Family Courts, Cuts and ‘Judge Rage’ 

Published on 06 November, 2019 | Emma Godefroy, Emma Dewhurst

Being a family solicitor can mean dealing with a wide range of themes and circumstances.

However, one thing is relatively common to all the cases with which myself and my colleagues at Hall Brown handle; namely, that attending a court hearing can be something of a daunting prospect for many individuals, regardless of age.

That’s why it’s important that all cases, especially those involving children, are handled with care and sensitivity.

It’s why one particular hearing has recently attracted attention for the wrong reasons.

According to a report in the Law Society Gazette (, a district judge has been upbraided by the Family Court for “wholly unsatisfactory” behaviour during one case dealing with care arrangements for a one-year-old child.

The judge was described as having shown “serious procedural irregularity” and even said to be “shaking with rage” during the hearing in March.

Her decision to make the child subject to a care order has now been overturned by the Family Court, which issued a reminder of the need for family proceedings to be fair, impartial and non-adversarial.

To a casual reader, the facts of the case may well be regarded as a matter of concern, although it’s worth remembering that they illustrate how the conduct and deliberations of judges are subject to review.

I believe that there is another possible dimension to the article, though.

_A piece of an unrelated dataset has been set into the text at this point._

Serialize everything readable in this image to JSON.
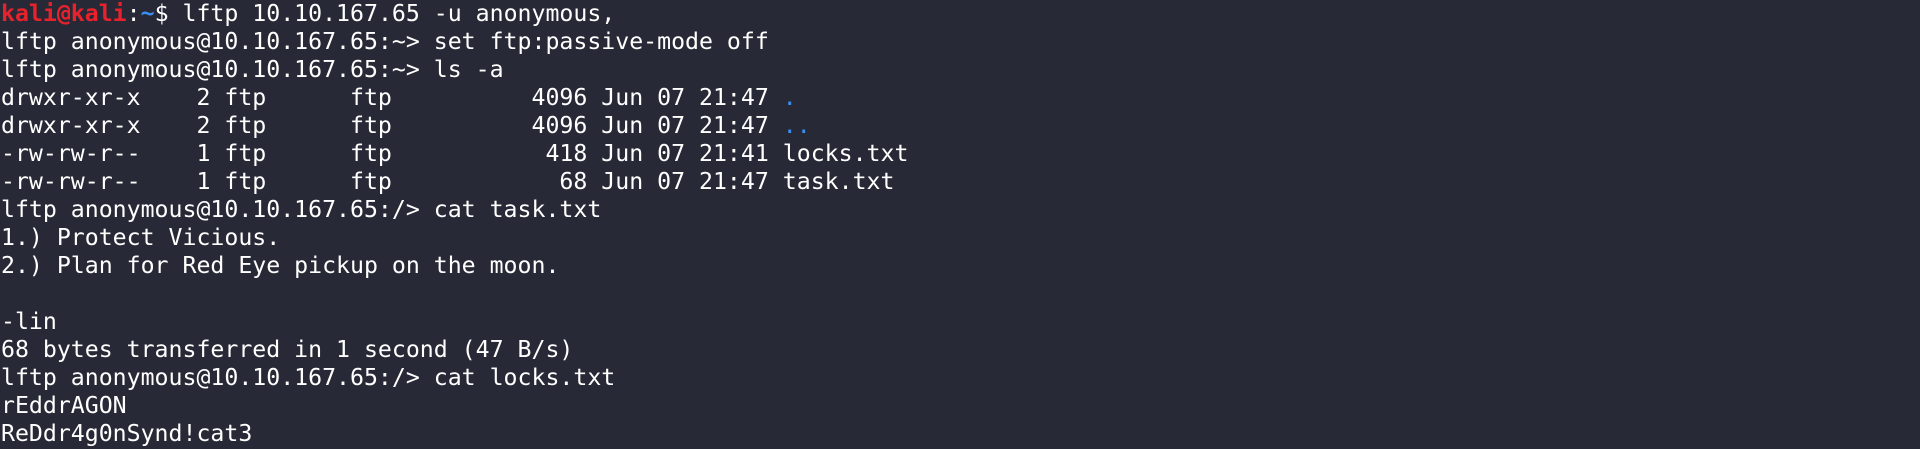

Over the last six and a half years, the strain on the family courts has increased, due in no small part to the introduction in April 2013 of rules which abolished the provision of Legal Aid for all but a handful of private family law cases (

It has meant more individuals choosing to represent themselves (something known as ‘Litigants in Person’ in legal terminology) rather than retain the services of a trained lawyer with experience in such work.

That’s not a partial observation but something which has become obvious from a regular package of data published by the Ministry of Justice.

The last set of statistics, published at the end of September revealed that the number of cases between April and June this year  in which both parties did not have legal representation stood at 39 per cent – up 25 per cent on the final quarter before the Legal Aid changes took effect.

Both parties were represented by lawyers in only 18 per cent of cases, a figure which was 23 per cent down on the period stretching from January to April in 2013 and down one per cent on 2018 (

The consequences of these developments have been mapped by politicians, academics and legal practitioners including the Bar Council, which published an in-depth analysis of the situation to coincide with Justice Week almost a year ago.

That paper suggested that adding the pressure of presenting in court to the trauma of relationship breakdown “is too much to ask of almost anyone” (

It also identified how there was an effect too for judges who, in the absence of skilled lawyers, were “left to try and coax information from frightened, distressed and sometimes angry people in order to marshal the facts relevant to the decision that has to be made”.

Even when lawyers are there, we require the help and guidance of judges to come to a decision which is in the best interests of the parties involved, especially children.

In general and despite the increased pressure on the court system, things work well and examples such as that to which the Law Society Gazette has referred are relatively few and far between.

Improvements can, of course, still be made and, in May this year, the Government launched a project to ensure that family courts fulfill the objective of putting the well-being of children first (

As lawyers, we strive to do our best to make sure that clients receive a fair hearing. It is part of the duty of care which we have to them, no matter how challenging the position they may find themselves in.